Polio can cause muscle pain and paralysis of one or both legs or arms. It may also paralyze the muscles used to breathe and swallow. It can lead to death.

What is the MMR vaccine?

The MMR vaccine protects against the measles, mumps and rubella. It's given as 2 shots.
Measles causes fever, rash, cough, runny nose and watery eyes. It can also cause ear infections and pneumonia. Measles can also lead to more serious problems, such as brain swelling and even death.

Mumps causes fever, headache and painful swelling of one or both of the major saliva glands. Mumps can lead to meningitis (infection of the coverings of the brain and spinal cord) and, very rarely, to brain swelling. Rarely, it can cause the testicles of boys or men to swell, which can make them unable to have children.

Rubella is also called the German measles. It causes slight fever, a rash and swelling of the glands in the neck. Rubella can also cause brain swelling or a problem with bleeding.

If a pregnant woman catches rubella, it can cause her to lose her baby or have a baby who is blind or deaf, or has trouble learning.

Some people have suggested that the MMR vaccine causes autism. However, good research has shown that there is no link between autism and childhood vaccinations.

What is the Hib vaccine?

The Hib vaccine helps prevent Haemophilus influenza type b, a leading cause of serious illness in children. It can lead to meningitis, pneumonia and a severe throat infection that can cause choking. The Hib vaccine is given as a series of 3 or 4 shots.

What is the varicella vaccine?

The varicella vaccine helps prevent chickenpox. It is given to children once after they are 12 months old or to older children if they have never had chickenpox or been vaccinated. The varicella vaccine is given as a series of 2 shots.

What is the HBV vaccine?

The HBV vaccine helps prevent hepatitis B virus (HBV) infection, an infection of the liver that can lead to liver cancer and death. The vaccine is given as a series of 3 or 4 shots. The HBV vaccine and Hib vaccine can also be given together in the same shot.

What is the pneumococcal conjugate vaccine?

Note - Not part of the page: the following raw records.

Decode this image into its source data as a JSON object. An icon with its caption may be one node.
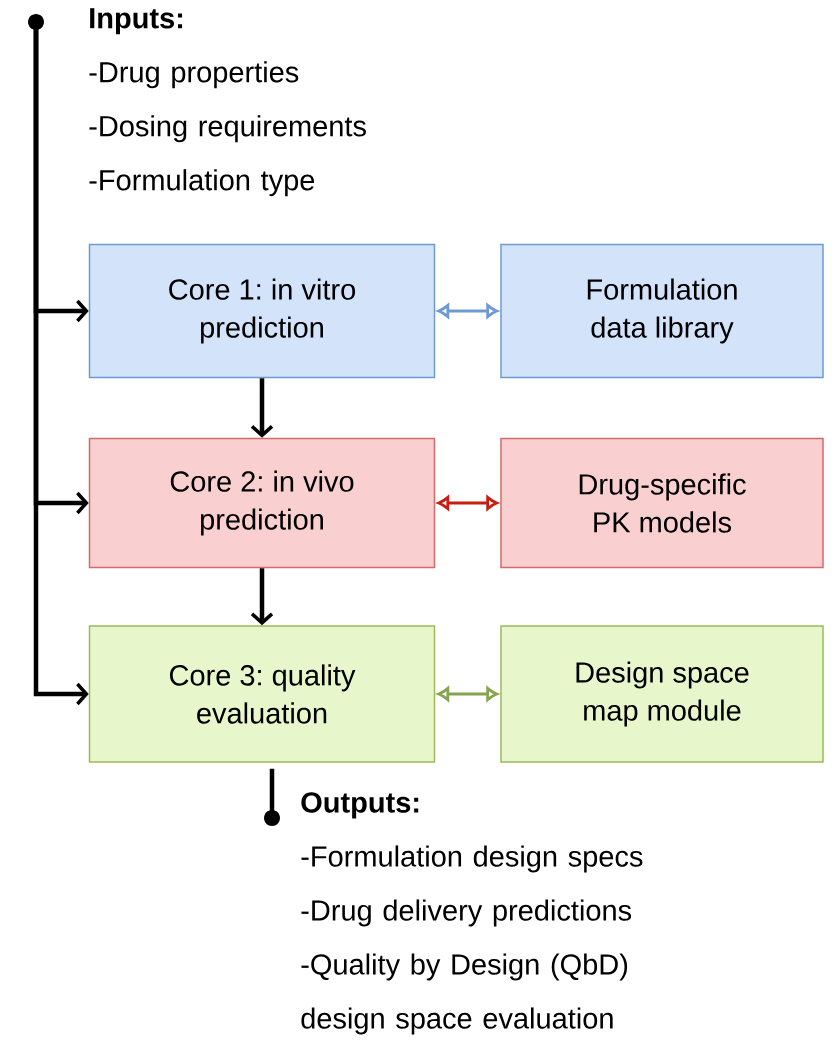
{
  "diagram": {
    "nodes": [
      {
        "text": [
          "Inputs:",
          "-Drug properties",
          "-Dosing requirements",
          "-Formulation type"
        ]
      },
      {
        "text": [
          "Core 1: in vitro prediction"
        ]
      },
      {
        "text": [
          "Formulation data library"
        ]
      },
      {
        "text": [
          "Core 2: in vivo prediction"
        ]
      },
      {
        "text": [
          "Drug-specific PK models"
        ]
      },
      {
        "text": [
          "Core 3: quality evaluation"
        ]
      },
      {
        "text": [
          "Design space map module"
        ]
      },
      {
        "text": [
          "Outputs:",
          "-Formulation design specs",
          "-Drug delivery predictions",
          "-Quality by Design (QbD) design space evaluation"
        ]
      }
    ],
    "edges": [
      {
        "from": 0,
        "to": 1,
        "arrow": "to"
      },
      {
        "from": 0,
        "to": 3,
        "arrow": "to"
      },
      {
        "from": 0,
        "to": 5,
        "arrow": "to"
      },
      {
        "from": 1,
        "to": 3,
        "arrow": "to"
      },
      {
        "from": 3,
        "to": 5,
        "arrow": "to"
      },
      {
        "from": 1,
        "to": 2,
        "arrow": "both",
        "color": "#6d9bd1"
      },
      {
        "from": 3,
        "to": 4,
        "arrow": "both",
        "color": "#c81e10"
      },
      {
        "from": 5,
        "to": 6,
        "arrow": "both",
        "color": "#86a350"
      },
      {
        "from": 5,
        "to": 7,
        "arrow": "other"
      }
    ]
  }
}
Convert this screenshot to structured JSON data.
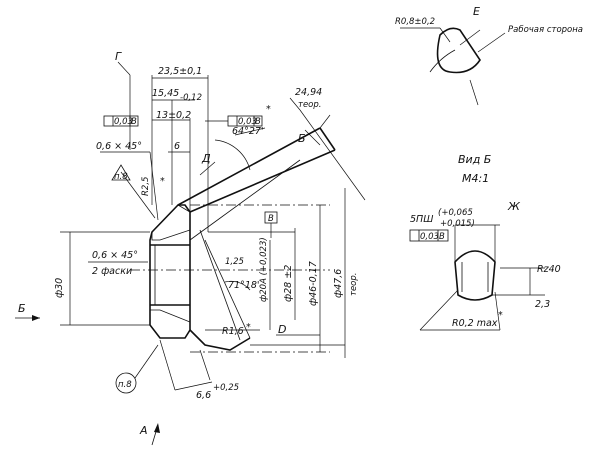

The pneumococcal conjugate vaccine (PCV) protects against a type of bacteria that is a common cause of ear infections. This type of bacteria can also cause more serious illnesses, such as meningitis and bacteremia (infection in the blood stream). Infants and toddlers are given 4 doses of the vaccine. The vaccine may also be used in older children who are at risk for pneumococcal infection.

What is the meningococcal conjugate vaccine?

The meningococcal conjugate vaccine (MCV4) protects against 4 strains ("types") of bacterial meningitis caused by the bacteria N. meningitidis. Bacterial meningitis is an infection of the fluid around the brain and spinal cord. It is a serious illness that can cause high fever, headache, stiff neck and confusion. It can also cause more serious complications, such as brain damage, hearing loss or blindness.
Children should get the MCV4 vaccine at 11 to 12 years of age. Children older than 12 years of age who have not received the vaccine should receive it before starting high school.